Far-fetched as it may seem, given the New York State Legislature’s shameless pandering to unions in recent years, there is precedent for pension reform. During the fiscal crisis of the 1970s, the legislature managed temporarily to scale back pension benefits for new public employees. However, the unions spent most of the next 25 years successfully clawing back much of what they had lost—and then some.

Governor David Paterson’s “Tier V” retirement plan, part of a June 5 deal with state employee unions, merely reset pension benefits to the levels of the early 1990s by raising the retirement age to 62; restoring a ten-year pension vesting period; and requiring employees to contribute to the pension fund throughout their careers. The governor also vetoed an extension of the existing “Tier II” retirement plan for police and firefighters, who can retire at half pay after 20 years, regardless of age. In its place, he proposed a plan that would set a minimum age of 50 for half-pay retirement after 25 years, which could produce significant savings for all New York municipalities, especially New York City.

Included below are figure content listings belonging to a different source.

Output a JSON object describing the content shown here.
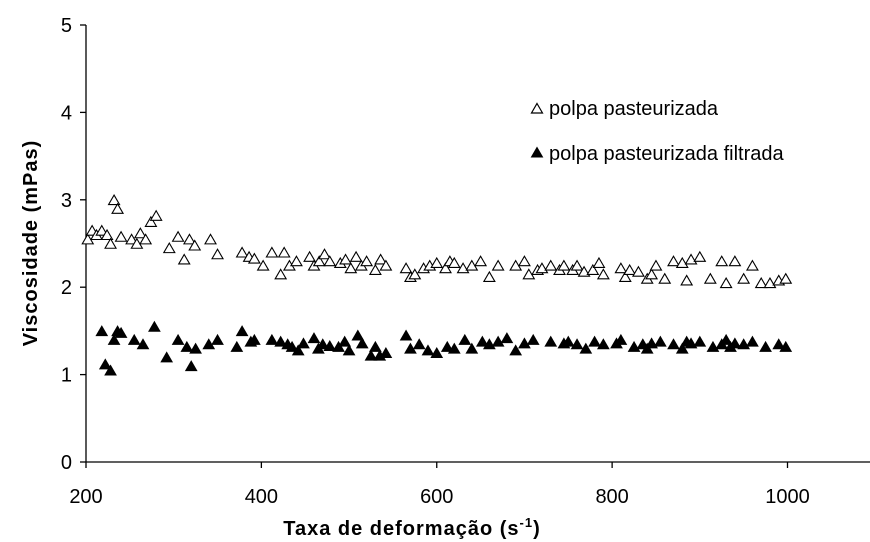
{
  "chart_data": {
    "type": "scatter",
    "xlabel": "Taxa de deformação (s",
    "xlabel_superscript": "-1",
    "xlabel_suffix": ")",
    "ylabel": "Viscosidade (mPas)",
    "xlim": [
      200,
      1100
    ],
    "ylim": [
      0,
      5
    ],
    "x_ticks": [
      200,
      400,
      600,
      800,
      1000
    ],
    "x_tick_labels": [
      "200",
      "400",
      "600",
      "800",
      "1000"
    ],
    "y_ticks": [
      0,
      1,
      2,
      3,
      4,
      5
    ],
    "y_tick_labels": [
      "0",
      "1",
      "2",
      "3",
      "4",
      "5"
    ],
    "grid": false,
    "legend_position": "top-right",
    "series": [
      {
        "name": "polpa pasteurizada",
        "marker": "open-triangle",
        "color": "#000000",
        "x": [
          202,
          207,
          212,
          218,
          224,
          228,
          232,
          236,
          240,
          252,
          258,
          262,
          268,
          274,
          280,
          295,
          305,
          312,
          318,
          324,
          342,
          350,
          378,
          386,
          392,
          402,
          412,
          422,
          426,
          432,
          440,
          455,
          460,
          466,
          472,
          478,
          490,
          496,
          502,
          508,
          514,
          520,
          530,
          536,
          542,
          565,
          570,
          575,
          585,
          592,
          600,
          610,
          615,
          620,
          630,
          640,
          650,
          660,
          670,
          690,
          700,
          705,
          715,
          720,
          730,
          740,
          745,
          755,
          760,
          768,
          778,
          785,
          790,
          810,
          815,
          820,
          830,
          840,
          845,
          850,
          860,
          870,
          880,
          885,
          890,
          900,
          912,
          925,
          930,
          940,
          950,
          960,
          970,
          980,
          990,
          998
        ],
        "y": [
          2.55,
          2.65,
          2.6,
          2.65,
          2.6,
          2.5,
          3.0,
          2.9,
          2.58,
          2.55,
          2.5,
          2.62,
          2.55,
          2.75,
          2.82,
          2.45,
          2.58,
          2.32,
          2.55,
          2.48,
          2.55,
          2.38,
          2.4,
          2.35,
          2.33,
          2.25,
          2.4,
          2.15,
          2.4,
          2.25,
          2.3,
          2.35,
          2.25,
          2.3,
          2.38,
          2.3,
          2.28,
          2.32,
          2.22,
          2.35,
          2.25,
          2.3,
          2.2,
          2.32,
          2.25,
          2.22,
          2.12,
          2.15,
          2.22,
          2.25,
          2.28,
          2.22,
          2.3,
          2.28,
          2.22,
          2.25,
          2.3,
          2.12,
          2.25,
          2.25,
          2.3,
          2.15,
          2.2,
          2.22,
          2.25,
          2.2,
          2.25,
          2.2,
          2.25,
          2.18,
          2.2,
          2.28,
          2.15,
          2.22,
          2.12,
          2.2,
          2.18,
          2.1,
          2.15,
          2.25,
          2.1,
          2.3,
          2.28,
          2.08,
          2.32,
          2.35,
          2.1,
          2.3,
          2.05,
          2.3,
          2.1,
          2.25,
          2.05,
          2.05,
          2.08,
          2.1
        ]
      },
      {
        "name": "polpa pasteurizada filtrada",
        "marker": "filled-triangle",
        "color": "#000000",
        "x": [
          218,
          222,
          228,
          232,
          236,
          240,
          255,
          265,
          278,
          292,
          305,
          315,
          320,
          325,
          340,
          350,
          372,
          378,
          388,
          392,
          412,
          422,
          430,
          435,
          442,
          448,
          460,
          465,
          470,
          478,
          488,
          495,
          500,
          510,
          515,
          525,
          530,
          535,
          542,
          565,
          570,
          580,
          590,
          600,
          612,
          620,
          632,
          640,
          652,
          660,
          670,
          680,
          690,
          700,
          710,
          730,
          745,
          750,
          760,
          770,
          780,
          790,
          805,
          810,
          825,
          835,
          840,
          845,
          855,
          870,
          880,
          885,
          890,
          900,
          915,
          925,
          930,
          935,
          940,
          950,
          960,
          975,
          990,
          998
        ],
        "y": [
          1.5,
          1.12,
          1.05,
          1.4,
          1.5,
          1.48,
          1.4,
          1.35,
          1.55,
          1.2,
          1.4,
          1.32,
          1.1,
          1.3,
          1.35,
          1.4,
          1.32,
          1.5,
          1.38,
          1.4,
          1.4,
          1.38,
          1.35,
          1.32,
          1.28,
          1.36,
          1.42,
          1.3,
          1.35,
          1.33,
          1.32,
          1.38,
          1.28,
          1.45,
          1.36,
          1.22,
          1.32,
          1.22,
          1.25,
          1.45,
          1.3,
          1.35,
          1.28,
          1.25,
          1.32,
          1.3,
          1.4,
          1.3,
          1.38,
          1.35,
          1.38,
          1.42,
          1.28,
          1.36,
          1.4,
          1.38,
          1.36,
          1.38,
          1.35,
          1.3,
          1.38,
          1.35,
          1.36,
          1.4,
          1.32,
          1.35,
          1.3,
          1.36,
          1.38,
          1.35,
          1.3,
          1.38,
          1.36,
          1.38,
          1.32,
          1.35,
          1.4,
          1.32,
          1.36,
          1.35,
          1.38,
          1.32,
          1.35,
          1.32
        ]
      }
    ]
  }
}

Real pension reform, however, would go much further—by essentially throwing out the outmoded DB model for future employees. New York should follow the lead of a handful of other states, including Michigan, that have shifted non-uniformed government workers to defined-contribution (DC) accounts, like the 401(k) plans that have come to dominate the private sector.

Paterson has estimated that his proposal would save the state and local governments outside New York City a total of $32 billion over the next 30 years. By comparison, a DC plan like Michigan’s, with the annual employer contribution capped at 7 percent of payroll, might save at least $10 billion more. But the greatest benefit of a DC system is that taxpayers would no longer bear all the financial risks associated with providing guaranteed pension benefits. For the first time, public-pension costs would become both predictable and easily understandable, and the real costs of proposed benefit increases would be completely transparent. With normal turnover, between one-quarter and one-third of state and city employees would be in the new system within a decade.

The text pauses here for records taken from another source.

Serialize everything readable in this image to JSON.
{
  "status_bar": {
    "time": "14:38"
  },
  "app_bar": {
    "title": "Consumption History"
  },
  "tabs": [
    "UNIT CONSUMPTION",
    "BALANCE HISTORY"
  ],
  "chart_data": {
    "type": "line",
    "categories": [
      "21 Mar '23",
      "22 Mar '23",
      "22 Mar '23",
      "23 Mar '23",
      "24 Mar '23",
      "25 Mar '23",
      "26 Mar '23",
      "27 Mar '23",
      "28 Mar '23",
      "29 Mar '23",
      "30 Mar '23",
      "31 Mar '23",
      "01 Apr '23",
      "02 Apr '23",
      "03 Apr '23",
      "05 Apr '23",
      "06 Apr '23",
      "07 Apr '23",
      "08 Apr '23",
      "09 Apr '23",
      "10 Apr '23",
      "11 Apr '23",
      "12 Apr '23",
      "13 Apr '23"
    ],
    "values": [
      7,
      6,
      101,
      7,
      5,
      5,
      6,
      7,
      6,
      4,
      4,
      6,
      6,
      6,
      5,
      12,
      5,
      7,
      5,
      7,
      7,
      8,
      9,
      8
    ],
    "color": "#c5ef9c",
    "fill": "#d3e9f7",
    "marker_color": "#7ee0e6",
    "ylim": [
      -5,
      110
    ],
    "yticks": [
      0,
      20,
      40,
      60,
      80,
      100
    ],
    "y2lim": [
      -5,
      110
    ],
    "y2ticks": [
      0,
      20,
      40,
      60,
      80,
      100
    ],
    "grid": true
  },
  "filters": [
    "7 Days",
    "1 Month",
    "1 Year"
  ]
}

Of course, if pension reform were subject to regular contract negotiations, public-employee unions would never accept a shift to a DC plan from the guaranteed, ultra-secure DB plan. But this is a rare case in which elected officials can alter a fringe benefit without the unions’ consent—because the state’s Taylor Law, which governs public-sector labor issues, specifically prohibits collective bargaining on pensions. Retirement benefits could be changed legislatively, ensuring that future generations of New Yorkers aren’t stuck with the same pension problem.

Unfortunately, as the legislature’s 2009 regular session wound toward its June adjournment, leading politicians continued to seek union permission to make any changes. New York City mayor Michael Bloomberg has repeatedly called for the state to revert to a system in which pension benefits are collectively bargained, and Paterson made a series of costly concessions to the unions in exchange for their agreement not to oppose his modest restructuring of pension benefits. It’s time for the governor, the mayor, and other elected officials to reassert their managerial prerogatives—to understand that government unions will never voluntarily relinquish the gold-standard pensions that taxpayers can no longer afford.

While I agree with Mr. McMahon that legacy costs of gold-plated pensions will remain a massive headache for decades, his solution is to basically pass the buck to individuals through DC plans.

As I've stated many times, cheaper DC plans are not the solution since they have been performing miserably. Also, what's wrong with providing a teacher, a police officer, a fireman some retirement security?

I say New York taxes the crooks on Wall Street to fund these public pensions. The investment bankers, private equity and hedge fund managers have to share the responsibility for the underfunded status of these pension plans.


E.J. McMahon criticized these reforms stating that Teachers clean up on "pension reform".